Una fría tarde de principios de setiembre lo encontré. La
calle secundaria intransitada, húmeda, aumentaba la inclemencia. Estaba
adormecido, de una decorosa austeridad, sentado sobre las frías baldosas,
recostado contra un enorme contenedor desbordante de desperdicios. Sujetaba un
palo dormido sobre sus largas piernas. Parecía dirigir su mirada hacia adentro,
como viendo sus pensamientos. Hablaba en voz baja, silente, casi titubeante. Decía
que había dado con el último número donde terminaban todas las cantidades. No
por haber sumado, explicaba, cosa que no existe vida posible que lo logre, sino
porque me ha sido revelado. Repetía rítmicamente su hallazgo. Al atravesar, rápido
y temeroso el callejón, lo tuve de pronto ante mí. No parecía de peligro y
aminoré la marcha. Al percibir mi presencia se estremeció, tal vez desconcertado
de tener audiencia, y repitió: he logrado conocer la última cantidad, un número
cuyos dígitos no caben en todo el universo, es más grande que él y también que
la imposible suma infinita de universos. No puede por eso expresarse de manera
aritmética, pero sí alfabética. No es el gúgol de Milton, infinitamente menor,
ni tampoco su gúgolplex, o algún múltiplo de este, no nombrado todavía, todos también
infinitamente menores. He vuelto para darlo a conocer. Entonces, ¿cuál es su nombre?, pregunté,
espontáneamente y a la vez temeroso de abrir conversación con un descentrado. Se
llama cero, me respondió, como quien contesta a una pregunta retórica.
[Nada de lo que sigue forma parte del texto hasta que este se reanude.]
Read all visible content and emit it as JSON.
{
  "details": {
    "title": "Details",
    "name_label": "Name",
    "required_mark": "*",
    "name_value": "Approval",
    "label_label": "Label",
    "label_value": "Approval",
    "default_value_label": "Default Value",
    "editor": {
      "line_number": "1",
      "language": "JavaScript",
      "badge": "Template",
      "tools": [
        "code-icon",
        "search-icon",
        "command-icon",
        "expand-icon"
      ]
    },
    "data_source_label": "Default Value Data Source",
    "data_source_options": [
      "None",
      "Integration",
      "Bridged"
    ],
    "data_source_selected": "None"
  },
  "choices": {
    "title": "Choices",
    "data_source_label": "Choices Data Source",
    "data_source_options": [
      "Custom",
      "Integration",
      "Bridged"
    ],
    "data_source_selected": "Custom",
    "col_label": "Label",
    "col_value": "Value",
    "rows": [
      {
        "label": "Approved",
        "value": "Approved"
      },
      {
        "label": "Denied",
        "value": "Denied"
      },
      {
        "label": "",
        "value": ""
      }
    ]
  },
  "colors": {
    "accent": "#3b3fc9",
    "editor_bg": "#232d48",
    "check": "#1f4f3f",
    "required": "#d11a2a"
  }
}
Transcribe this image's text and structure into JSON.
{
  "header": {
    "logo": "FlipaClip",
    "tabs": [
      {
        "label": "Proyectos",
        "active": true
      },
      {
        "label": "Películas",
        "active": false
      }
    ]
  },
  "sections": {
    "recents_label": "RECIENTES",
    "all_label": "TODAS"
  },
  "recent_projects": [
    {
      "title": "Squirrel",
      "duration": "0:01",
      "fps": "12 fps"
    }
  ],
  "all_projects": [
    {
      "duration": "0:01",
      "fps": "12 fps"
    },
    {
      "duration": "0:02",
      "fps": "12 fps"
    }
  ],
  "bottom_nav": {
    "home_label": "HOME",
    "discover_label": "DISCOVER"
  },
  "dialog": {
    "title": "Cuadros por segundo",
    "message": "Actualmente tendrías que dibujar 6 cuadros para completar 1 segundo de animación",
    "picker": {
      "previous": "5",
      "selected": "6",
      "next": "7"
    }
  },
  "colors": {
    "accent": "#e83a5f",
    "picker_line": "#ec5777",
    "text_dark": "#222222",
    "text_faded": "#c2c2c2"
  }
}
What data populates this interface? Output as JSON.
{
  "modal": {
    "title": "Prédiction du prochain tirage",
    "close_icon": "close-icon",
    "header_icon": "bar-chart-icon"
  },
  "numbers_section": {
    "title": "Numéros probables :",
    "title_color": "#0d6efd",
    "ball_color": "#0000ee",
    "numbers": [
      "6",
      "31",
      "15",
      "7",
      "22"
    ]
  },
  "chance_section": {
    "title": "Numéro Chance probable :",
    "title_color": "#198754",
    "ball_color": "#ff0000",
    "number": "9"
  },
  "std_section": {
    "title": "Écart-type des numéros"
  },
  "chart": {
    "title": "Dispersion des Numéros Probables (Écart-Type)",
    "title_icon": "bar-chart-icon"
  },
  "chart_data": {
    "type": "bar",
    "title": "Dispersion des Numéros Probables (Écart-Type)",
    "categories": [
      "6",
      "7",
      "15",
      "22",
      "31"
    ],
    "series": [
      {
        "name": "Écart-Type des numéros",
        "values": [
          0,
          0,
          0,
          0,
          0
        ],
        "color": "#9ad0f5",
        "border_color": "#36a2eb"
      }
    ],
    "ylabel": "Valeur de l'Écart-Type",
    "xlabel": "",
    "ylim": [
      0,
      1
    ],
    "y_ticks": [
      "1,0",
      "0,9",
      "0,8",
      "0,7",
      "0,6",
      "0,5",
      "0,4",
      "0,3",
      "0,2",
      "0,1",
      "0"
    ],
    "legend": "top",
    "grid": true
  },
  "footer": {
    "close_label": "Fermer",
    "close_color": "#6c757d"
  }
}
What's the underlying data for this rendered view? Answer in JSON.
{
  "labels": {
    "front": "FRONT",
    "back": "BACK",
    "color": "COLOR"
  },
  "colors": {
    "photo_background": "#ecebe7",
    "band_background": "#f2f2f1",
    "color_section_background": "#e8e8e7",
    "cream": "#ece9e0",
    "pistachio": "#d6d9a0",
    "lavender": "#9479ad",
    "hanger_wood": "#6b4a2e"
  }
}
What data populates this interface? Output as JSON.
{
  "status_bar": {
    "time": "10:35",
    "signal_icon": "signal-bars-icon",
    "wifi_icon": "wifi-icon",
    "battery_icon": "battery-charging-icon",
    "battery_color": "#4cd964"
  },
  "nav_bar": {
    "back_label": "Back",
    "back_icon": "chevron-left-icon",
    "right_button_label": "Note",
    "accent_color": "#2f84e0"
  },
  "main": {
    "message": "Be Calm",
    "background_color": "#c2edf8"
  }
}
Ante mi
asombro a la respuesta que consideré lunática, agregó: si el número no cabe en
la imposible suma infinita de universos, ese número final también es imposible,
no existe. Cero es no existir. Levanté las solapas de mi abrigo y continué la
marcha, podría decirse que desdeñoso. Repentinamente una fina llovizna comenzó
a caer, como tratándose de una señal. Oí que habló a mis espaldas y dijo: el
universo requiere la eternidad, pero es evidente que el número de tales
momentos humanos no es infinito. Me detuve, atónito. Giré la vista hacia él,
que acomodando su bastón continuó, esta vez sin audiencia: la eternidad, me ha
permitido… Me ha permitido conocer el nombre de ese número. Que es, claro,
igual a conocer el número. El número en que terminan todas las cantidades… Sí…
Y he podido hacerme a la idea, improbable, de que con ello he mejorado… (alzó
la mirada inútil a ningún lado), aquel viejo libro.